Most people who tend to express themselves through art often use traditional forms of art, such as painting, drawing, and writing, but a few other students discovered a different outlet to express their artistic abilities. Sophomore and Founder of Stuyvesant Papercrafts Gloria Lee wanted to share her love of papercrafting with her fellow students: “I find papercrafting to be extremely rewarding, and finished papercrafts always wow others as well,” Lee explained. Stuyvesant Papercrafts is a club centered around “the art of cutting paper out and strategically gluing paper pieces into 3D models,” Lee said. While this may seem like a very niche topic, this club creates beautiful models based on different topics such as avian anatomy or the Aachen Cathedral in Germany. The club often displays their finished products on their Instagram page, and Lee is also looking to display the club’s projects through more platforms and throughout the school, such as in the library.
Another example of Stuyvesant students using a specific form of art to emulate themselves is the Improv Club. This club, unlike most, came to fruition through a teacher, biology teacher Dr. Jeffrey Horenstein. Sophomore and President of the Improv Club Nora Archer explained that the club is a platform for students to both practice their performance art skills, as well as some life skills. To Archer, the club “primes us to let go of awkwardness and be expressive.”
Other students have also adopted art as a tool of expression. Juniors Emma Donnelly and Kelly Guo cofounded Project Kaleidoscope at the beginning of this school year. Project Kaleidoscope is focused around the idea of using different mediums of art as a mode of social advocacy to help spread awareness about different issues around the world. “[We found that] our love of art with our passion for activism was an area that we wanted to broaden within the Stuyvesant community,” they explained. They also hope to sell their artwork and use their earnings to support charities of their choosing.

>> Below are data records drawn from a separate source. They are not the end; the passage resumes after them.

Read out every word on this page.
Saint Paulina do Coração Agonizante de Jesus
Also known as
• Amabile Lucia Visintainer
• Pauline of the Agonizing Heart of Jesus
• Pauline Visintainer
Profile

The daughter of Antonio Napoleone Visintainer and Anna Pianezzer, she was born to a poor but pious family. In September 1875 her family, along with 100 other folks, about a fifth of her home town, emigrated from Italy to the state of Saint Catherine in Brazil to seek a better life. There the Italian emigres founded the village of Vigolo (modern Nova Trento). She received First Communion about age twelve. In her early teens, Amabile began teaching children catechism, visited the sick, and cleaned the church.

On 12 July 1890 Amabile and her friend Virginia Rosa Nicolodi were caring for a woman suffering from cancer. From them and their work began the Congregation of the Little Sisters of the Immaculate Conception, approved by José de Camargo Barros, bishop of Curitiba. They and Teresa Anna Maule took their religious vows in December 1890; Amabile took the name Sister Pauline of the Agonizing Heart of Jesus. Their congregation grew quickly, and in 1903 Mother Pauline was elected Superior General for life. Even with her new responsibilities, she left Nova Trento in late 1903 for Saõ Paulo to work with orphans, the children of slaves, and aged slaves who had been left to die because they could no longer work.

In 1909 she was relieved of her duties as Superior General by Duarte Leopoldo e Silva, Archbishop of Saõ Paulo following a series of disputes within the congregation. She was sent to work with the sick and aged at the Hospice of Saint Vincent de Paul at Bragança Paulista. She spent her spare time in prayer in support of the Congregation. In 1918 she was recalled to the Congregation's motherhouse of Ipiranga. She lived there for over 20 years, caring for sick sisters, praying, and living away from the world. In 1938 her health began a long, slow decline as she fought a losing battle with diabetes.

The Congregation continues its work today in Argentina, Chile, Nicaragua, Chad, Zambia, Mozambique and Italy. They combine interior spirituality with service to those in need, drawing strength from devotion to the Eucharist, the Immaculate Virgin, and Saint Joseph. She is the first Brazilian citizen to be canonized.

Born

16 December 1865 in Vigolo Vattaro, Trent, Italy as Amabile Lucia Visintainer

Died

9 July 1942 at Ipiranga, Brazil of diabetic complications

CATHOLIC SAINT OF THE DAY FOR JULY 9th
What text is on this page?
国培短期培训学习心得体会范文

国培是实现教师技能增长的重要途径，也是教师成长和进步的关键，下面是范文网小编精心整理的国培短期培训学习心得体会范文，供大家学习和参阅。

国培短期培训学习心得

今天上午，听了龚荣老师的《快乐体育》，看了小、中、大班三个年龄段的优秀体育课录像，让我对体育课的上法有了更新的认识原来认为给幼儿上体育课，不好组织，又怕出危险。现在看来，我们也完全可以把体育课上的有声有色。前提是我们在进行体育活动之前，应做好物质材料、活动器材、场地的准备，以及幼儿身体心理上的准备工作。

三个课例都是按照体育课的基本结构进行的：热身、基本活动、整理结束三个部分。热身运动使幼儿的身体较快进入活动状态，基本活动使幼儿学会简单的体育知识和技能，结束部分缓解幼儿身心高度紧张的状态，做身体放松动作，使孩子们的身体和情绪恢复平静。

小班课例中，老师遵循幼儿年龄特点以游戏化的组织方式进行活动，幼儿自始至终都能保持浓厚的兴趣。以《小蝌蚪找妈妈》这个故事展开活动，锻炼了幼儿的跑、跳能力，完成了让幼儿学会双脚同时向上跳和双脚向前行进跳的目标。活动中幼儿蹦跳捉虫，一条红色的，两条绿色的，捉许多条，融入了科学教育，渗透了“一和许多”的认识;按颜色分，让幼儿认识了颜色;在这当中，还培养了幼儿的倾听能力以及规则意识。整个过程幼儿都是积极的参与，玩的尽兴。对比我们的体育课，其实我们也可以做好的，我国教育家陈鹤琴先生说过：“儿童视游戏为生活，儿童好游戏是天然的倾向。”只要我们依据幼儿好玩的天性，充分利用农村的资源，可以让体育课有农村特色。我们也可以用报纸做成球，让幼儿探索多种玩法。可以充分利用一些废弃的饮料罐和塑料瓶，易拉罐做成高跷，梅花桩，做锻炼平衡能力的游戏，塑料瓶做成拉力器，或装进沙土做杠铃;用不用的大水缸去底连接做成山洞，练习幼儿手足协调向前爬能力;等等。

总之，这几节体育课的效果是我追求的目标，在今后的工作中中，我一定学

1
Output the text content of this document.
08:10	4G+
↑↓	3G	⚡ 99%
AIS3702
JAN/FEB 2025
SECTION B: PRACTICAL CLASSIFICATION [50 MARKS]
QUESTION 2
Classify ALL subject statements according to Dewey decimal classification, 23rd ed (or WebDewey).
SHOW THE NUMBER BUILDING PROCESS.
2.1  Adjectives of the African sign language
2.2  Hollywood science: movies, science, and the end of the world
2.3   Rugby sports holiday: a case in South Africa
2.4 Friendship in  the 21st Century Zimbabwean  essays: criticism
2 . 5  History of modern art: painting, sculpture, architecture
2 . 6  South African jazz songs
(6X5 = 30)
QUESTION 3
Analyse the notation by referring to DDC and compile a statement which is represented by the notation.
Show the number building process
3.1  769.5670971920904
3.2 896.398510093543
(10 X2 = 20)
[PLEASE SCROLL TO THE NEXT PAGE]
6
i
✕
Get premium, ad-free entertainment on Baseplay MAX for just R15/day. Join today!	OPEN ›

Some students took a more unique approach to creating the charter for their clubs by including aspects of both STEM and humanities and mixing different types of clubs, such as art and community service. Juniors Emily Chen and Brian Zhang cofounded Artasia, a club whose aim is to bring awareness to environmental issues through creative mediums, such as collages and 3D installations by reusing common items and materials that could otherwise end up in a landfill. Though their group is still very new, they have almost 50 students in their Facebook group and have begun working in collaboration with the Stuyvesant Environmental Club to create an art exhibition in Stuyvesant.
This variety of humanities-oriented clubs display that though Stuyvesant is generally labeled as a STEM-oriented school, Stuyvesant students have diverse interests.